While Dan-el Peralta feared the INS and exportation at any moment, Ta-Nehisi Coates describes his constant fear just to leave his house, to navigate the streets close by and far away, to avoid, at all costs, even the smallest gesture that could be used as an excuse for violence against him, to somehow still get home safely.
And then Coates had a son, and feared for him and for his safety and he wanted to impart the lesson of caution that had been imbedded in him. He needed to armor his son, to prepare him for what lay ahead. And yet at the same time, Coates was tormented with anguish that he couldn’t unshackle himself from this instinct and impart a freer outlook to his son, and by extension, to himself as well. “I am wounded,” he wrote. “I am marked by old codes, which shielded me in one world and then chained me in the next…I am now ashamed of the thought, of my fear, of the generational chains I tried to clasp onto your wrists. … I am tied to old ways which I learned in a hard house.”
This passage immediately reminded me of a Jewish teaching. The reason, we are told, that the Exodus from Egypt took forty years was for the generation of slaves and of slave-mentality to die out, so that a new generation of free Hebrews could start anew. Only it didn’t work that way for the descendants of the American slave experience, whose shackles may have been removed physically but whose bodies and souls remained shackled and tormented.
And yet Coates was determined for his son to get free of his own past. “Your route will be different,” he wrote. “It must be.
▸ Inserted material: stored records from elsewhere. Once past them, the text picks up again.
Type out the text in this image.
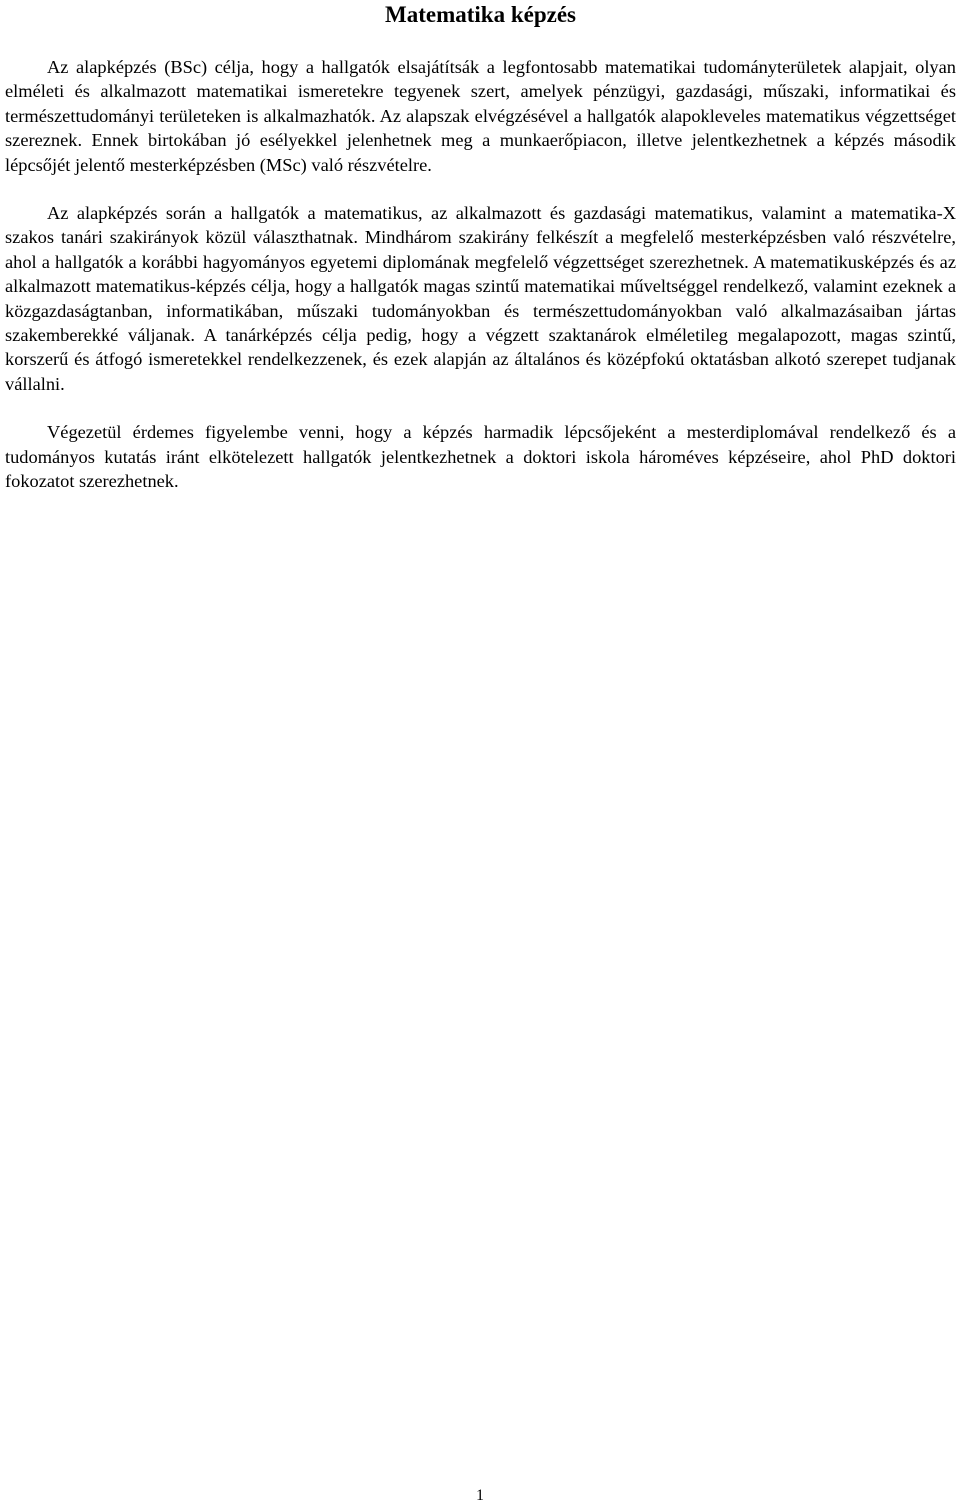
Matematika képzés

Az alapképzés (BSc) célja, hogy a hallgatók elsajátítsák a legfontosabb matematikai tudományterületek alapjait, olyan elméleti és alkalmazott matematikai ismeretekre tegyenek szert, amelyek pénzügyi, gazdasági, műszaki, informatikai és természettudományi területeken is alkalmazhatók. Az alapszak elvégzésével a hallgatók alapokleveles matematikus végzettséget szereznek. Ennek birtokában jó esélyekkel jelenhetnek meg a munkaerőpiacon, illetve jelentkezhetnek a képzés második lépcsőjét jelentő mesterképzésben (MSc) való részvételre.

Az alapképzés során a hallgatók a matematikus, az alkalmazott és gazdasági matematikus, valamint a matematika-X szakos tanári szakirányok közül választhatnak. Mindhárom szakirány felkészít a megfelelő mesterképzésben való részvételre, ahol a hallgatók a korábbi hagyományos egyetemi diplomának megfelelő végzettséget szerezhetnek. A matematikusképzés és az alkalmazott matematikus-képzés célja, hogy a hallgatók magas szintű matematikai műveltséggel rendelkező, valamint ezeknek a közgazdaságtanban, informatikában, műszaki tudományokban és természettudományokban való alkalmazásaiban jártas szakemberekké váljanak. A tanárképzés célja pedig, hogy a végzett szaktanárok elméletileg megalapozott, magas szintű, korszerű és átfogó ismeretekkel rendelkezzenek, és ezek alapján az általános és középfokú oktatásban alkotó szerepet tudjanak vállalni.

Végezetül érdemes figyelembe venni, hogy a képzés harmadik lépcsőjeként a mesterdiplomával rendelkező és a tudományos kutatás iránt elkötelezett hallgatók jelentkezhetnek a doktori iskola hároméves képzéseire, ahol PhD doktori fokozatot szerezhetnek.

1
You knew things at eleven that I did not know when I was twenty-five…already you have expectations, I see that in you.”
Coates describes a seminal moment when he went to France for the first time, not too many years ago. For him, growing up in a tough neighborhood in Baltimore, France might just well have been an imaginary planet in another galaxy. Before he went, he told his wife he was afraid. He did not know the customs, the code of the streets. But when he was there he had multiple experiences of discovery, of a new-found freedom, of peace of mind, that were not framed or tempered by his constant fear. These experiences unnerved him at the same time that they exhilarated him.
The next summer Coates didn’t waste any time and brought his son there to experience that freedom. Now their family is planning to move to Paris for an extended period of time, where, he says, he is seen first as American rather than as black, and this is a relief. Paradoxically, it is that same France, of course, that has witnessed a rise of extremism, with a significant increase of attacks on visibly identifiable Jews that has led to a doubling of Jewish emigration in the last year.
After reading Coates book, the author Michael Chabon wrote that what Coates taught him was that “real courage is the courage to be vulnerable…to acknowledge the limits of our power to protect our children from harm and, hardest of all, to see how the burden of our need to protect becomes a burden on them, one that we must, sooner or later, have the wisdom and the awful courage to surrender.”
As we take a few moments for silent meditation, I’d invite you to think about your own sense of safety and vulnerability, about your own privileges and advantages, and how similar or different your own life journey has been.